Dal mito alla verità, Gribaudi, Turín 1991, pp. 12-16

Eurípides es un escritor ejemplar para el que intenta descubrir la acción secreta de Dios, que, aun fuera de Israel, prepara paulatinamente el advenimiento de Cristo, término final del camino del hombre.

Si Dios ha elevado desde el principio a la humanidad al orden de gracia – al punto que ya debemos admitir que el estado de naturaleza pura concretamente nunca ha existido para el hombre –, debemos también afirmar que desde el principio Dios ha orientado al hombre hacia el Cristo venidero, aun antes del pecado de Adán. La Biblia no empieza con la vocación de Abrahán, sino con la creación del hombre, y Adán ya es figura de Cristo, y Eva, de María.

Toda la vida de la humanidad es una historia sagrada. Ciertamente, si es difícil reconocer el carácter profético de la historia de Israel sin la acción del Espíritu Santo, mucho más difícil es descubrir el rostro de Cristo en la revelación cósmica, fundamento de las religiones paganas. Sin embargo, la teología católica cada vez más ha de estudiar no sólo la armonía entre los dos Testamentos, sino también – y ya sobre todo – la relación secreta y la armonía entre todas las religiones y el cristianismo. Digo “ya sobre todo”, porque el conocimiento de las diferentes tradiciones religiosas se ha hecho tan vasto, por medio de la red de comunicación social, que postergar este estudio, lo único que puede garantizar la trascendencia del cristianismo y por eso su catolicismo, puede llevar a negar su justa pretensión de ser la única religión verdadera.

El camino de la humanidad no es más que la progresiva manifestación de un único misterio. Por eso la expresión de toda cultura humana en la literatura, en el arte de toda nación, tiene carácter profético, aunque parcialmente. Todo anuncia y aguarda el cumplimiento de aquel misterio, en la Presencia, velada pero real, de Cristo.

Privilegiada entre todas nos parece la cultura griega, ya que la misma revelación del Antiguo Testamento se concluye en lengua griega y todo el Nuevo Testamento se expresa en ese idioma. Si queremos escuchar a Dios, es a través de esa lengua como hoy también nos habla. El idioma no es un instrumento indiferente en la transmisión del mensaje de Dios. Juntamente con el idioma, Dios tuvo que asumir de alguna manera también el pensamiento, también la poesía, porque pensamiento y poesía no se pueden separar de la lengua. La lengua de toda nación es plasmada por el pensamiento y la poesía. Por lo tanto, nos parece un deber descubrir en el pensamiento y la poesía griegos la preparación para el Evangelio. Hay profetas también entre los paganos, según los místicos Justino y Clemente de Alejandría, pero hemos de decir más: Todo gran poeta, todo gran filósofo misteriosamente anuncia al Cristo venidero o, si ya ha venido, lo supone.
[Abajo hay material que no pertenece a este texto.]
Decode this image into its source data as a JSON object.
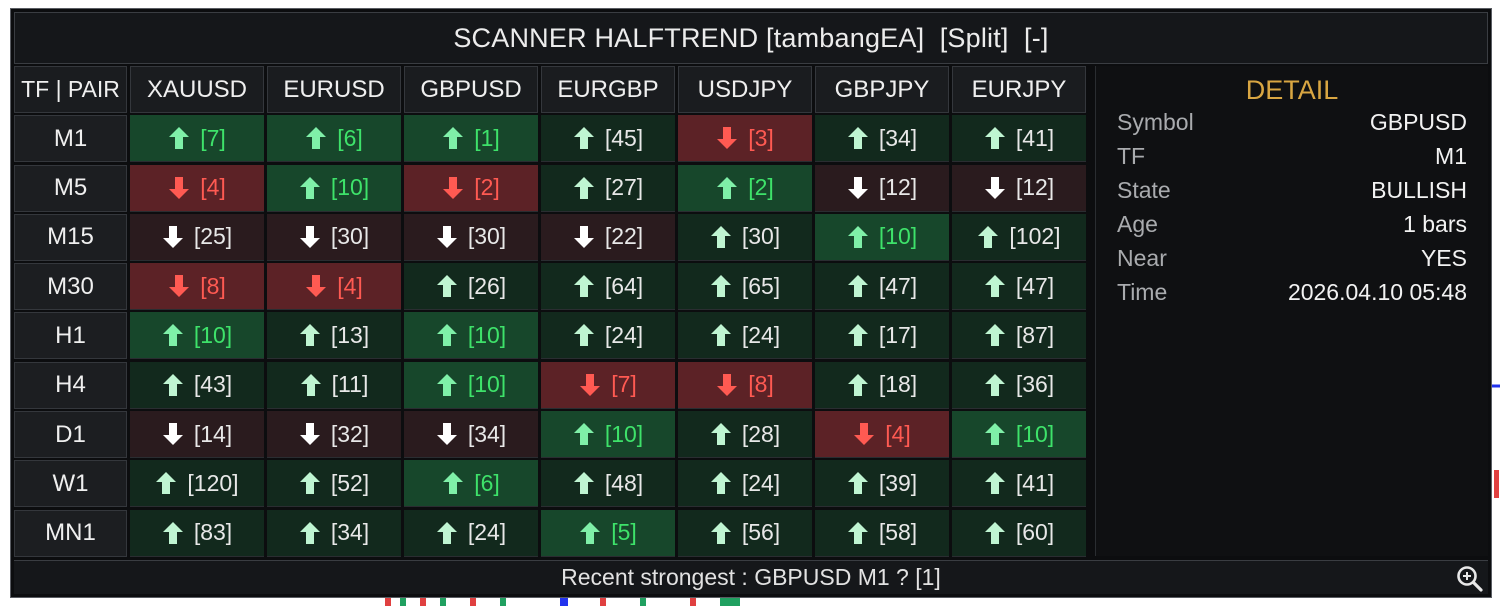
{
  "title": {
    "text": "SCANNER HALFTREND [tambangEA]",
    "split_label": "[Split]",
    "minimize_label": "[-]"
  },
  "grid": {
    "corner": "TF | PAIR",
    "pairs": [
      "XAUUSD",
      "EURUSD",
      "GBPUSD",
      "EURGBP",
      "USDJPY",
      "GBPJPY",
      "EURJPY"
    ],
    "rows": [
      {
        "tf": "M1",
        "cells": [
          {
            "dir": "up",
            "val": "[7]",
            "hl": true
          },
          {
            "dir": "up",
            "val": "[6]",
            "hl": true
          },
          {
            "dir": "up",
            "val": "[1]",
            "hl": true
          },
          {
            "dir": "up",
            "val": "[45]",
            "hl": false
          },
          {
            "dir": "down",
            "val": "[3]",
            "hl": true
          },
          {
            "dir": "up",
            "val": "[34]",
            "hl": false
          },
          {
            "dir": "up",
            "val": "[41]",
            "hl": false
          }
        ]
      },
      {
        "tf": "M5",
        "cells": [
          {
            "dir": "down",
            "val": "[4]",
            "hl": true
          },
          {
            "dir": "up",
            "val": "[10]",
            "hl": true
          },
          {
            "dir": "down",
            "val": "[2]",
            "hl": true
          },
          {
            "dir": "up",
            "val": "[27]",
            "hl": false
          },
          {
            "dir": "up",
            "val": "[2]",
            "hl": true
          },
          {
            "dir": "down",
            "val": "[12]",
            "hl": false
          },
          {
            "dir": "down",
            "val": "[12]",
            "hl": false
          }
        ]
      },
      {
        "tf": "M15",
        "cells": [
          {
            "dir": "down",
            "val": "[25]",
            "hl": false
          },
          {
            "dir": "down",
            "val": "[30]",
            "hl": false
          },
          {
            "dir": "down",
            "val": "[30]",
            "hl": false
          },
          {
            "dir": "down",
            "val": "[22]",
            "hl": false
          },
          {
            "dir": "up",
            "val": "[30]",
            "hl": false
          },
          {
            "dir": "up",
            "val": "[10]",
            "hl": true
          },
          {
            "dir": "up",
            "val": "[102]",
            "hl": false
          }
        ]
      },
      {
        "tf": "M30",
        "cells": [
          {
            "dir": "down",
            "val": "[8]",
            "hl": true
          },
          {
            "dir": "down",
            "val": "[4]",
            "hl": true
          },
          {
            "dir": "up",
            "val": "[26]",
            "hl": false
          },
          {
            "dir": "up",
            "val": "[64]",
            "hl": false
          },
          {
            "dir": "up",
            "val": "[65]",
            "hl": false
          },
          {
            "dir": "up",
            "val": "[47]",
            "hl": false
          },
          {
            "dir": "up",
            "val": "[47]",
            "hl": false
          }
        ]
      },
      {
        "tf": "H1",
        "cells": [
          {
            "dir": "up",
            "val": "[10]",
            "hl": true
          },
          {
            "dir": "up",
            "val": "[13]",
            "hl": false
          },
          {
            "dir": "up",
            "val": "[10]",
            "hl": true
          },
          {
            "dir": "up",
            "val": "[24]",
            "hl": false
          },
          {
            "dir": "up",
            "val": "[24]",
            "hl": false
          },
          {
            "dir": "up",
            "val": "[17]",
            "hl": false
          },
          {
            "dir": "up",
            "val": "[87]",
            "hl": false
          }
        ]
      },
      {
        "tf": "H4",
        "cells": [
          {
            "dir": "up",
            "val": "[43]",
            "hl": false
          },
          {
            "dir": "up",
            "val": "[11]",
            "hl": false
          },
          {
            "dir": "up",
            "val": "[10]",
            "hl": true
          },
          {
            "dir": "down",
            "val": "[7]",
            "hl": true
          },
          {
            "dir": "down",
            "val": "[8]",
            "hl": true
          },
          {
            "dir": "up",
            "val": "[18]",
            "hl": false
          },
          {
            "dir": "up",
            "val": "[36]",
            "hl": false
          }
        ]
      },
      {
        "tf": "D1",
        "cells": [
          {
            "dir": "down",
            "val": "[14]",
            "hl": false
          },
          {
            "dir": "down",
            "val": "[32]",
            "hl": false
          },
          {
            "dir": "down",
            "val": "[34]",
            "hl": false
          },
          {
            "dir": "up",
            "val": "[10]",
            "hl": true
          },
          {
            "dir": "up",
            "val": "[28]",
            "hl": false
          },
          {
            "dir": "down",
            "val": "[4]",
            "hl": true
          },
          {
            "dir": "up",
            "val": "[10]",
            "hl": true
          }
        ]
      },
      {
        "tf": "W1",
        "cells": [
          {
            "dir": "up",
            "val": "[120]",
            "hl": false
          },
          {
            "dir": "up",
            "val": "[52]",
            "hl": false
          },
          {
            "dir": "up",
            "val": "[6]",
            "hl": true
          },
          {
            "dir": "up",
            "val": "[48]",
            "hl": false
          },
          {
            "dir": "up",
            "val": "[24]",
            "hl": false
          },
          {
            "dir": "up",
            "val": "[39]",
            "hl": false
          },
          {
            "dir": "up",
            "val": "[41]",
            "hl": false
          }
        ]
      },
      {
        "tf": "MN1",
        "cells": [
          {
            "dir": "up",
            "val": "[83]",
            "hl": false
          },
          {
            "dir": "up",
            "val": "[34]",
            "hl": false
          },
          {
            "dir": "up",
            "val": "[24]",
            "hl": false
          },
          {
            "dir": "up",
            "val": "[5]",
            "hl": true
          },
          {
            "dir": "up",
            "val": "[56]",
            "hl": false
          },
          {
            "dir": "up",
            "val": "[58]",
            "hl": false
          },
          {
            "dir": "up",
            "val": "[60]",
            "hl": false
          }
        ]
      }
    ]
  },
  "detail": {
    "title": "DETAIL",
    "fields": [
      {
        "label": "Symbol",
        "value": "GBPUSD"
      },
      {
        "label": "TF",
        "value": "M1"
      },
      {
        "label": "State",
        "value": "BULLISH"
      },
      {
        "label": "Age",
        "value": "1 bars"
      },
      {
        "label": "Near",
        "value": "YES"
      },
      {
        "label": "Time",
        "value": "2026.04.10 05:48"
      }
    ]
  },
  "status": {
    "text": "Recent strongest : GBPUSD M1 ? [1]",
    "zoom_icon": "zoom-in-icon"
  },
  "colors": {
    "up_bg": "#12291d",
    "up_bg_hl": "#17472b",
    "down_bg": "#2a1b1e",
    "down_bg_hl": "#5c2226",
    "up_arrow": "#7ff0a8",
    "down_arrow": "#ff5a52",
    "neutral_arrow": "#ffffff",
    "up_text_hl": "#3ee26a",
    "down_text_hl": "#ff5a52",
    "detail_title": "#d9a642"
  }
}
Debemos escuchar a Dios en todo hombre que nos habla, porque Dios, antes de asumir nuestra naturaleza humana, ha asumido una lengua humana […].

Ciertamente no debemos forzar los textos. Los textos deben hablar por sí mismos. Sin embargo, a estos textos de la literatura clásica les ocurre algo parecido a lo que a los textos del Antiguo Testamento: sólo en su cumplimiento final se reconoció la profecía en ellos. El Nuevo Testamento ilumina el Antiguo. Sólo Cristo puede abrir el libro siete veces sellado, sólo de Cristo el libro recibe su interpretación auténtica. ¿Es lo mismo respecto a la tragedia griega? ¿Podemos hoy reconocer en la literatura clásica esa preparación evangélica de la que habla el Concilio Vaticano II?

Los héroes míticos más grandes y famosos son Heracles y Dionisio. Su historia rebosaba de nuevas e impredecibles pruebas. Los dos difieren en el desenlace de sus vicisitudes: Heracles es un hombre y se hace un dios; Dionisio es un dios y desciende entre los hombres, se manifiesta, vive con ellos. En el primero, el mito responde al ansia del hombre que anhela convertirse inmortal y en compañero de los dioses; en el segundo, al contrario, el mito parece mostrar como dios se hace cercano al hombre, busca su compañía y, aun permaneciendo dios, fije su morada entre ellos. Siempre terrible es la divinidad, pero el hombre igual lo va buscando, desea su cercanía. El mito parece nacer de esta invencible atracción de lo divino y al mismo tiempo de la oscura percepción de su presencia.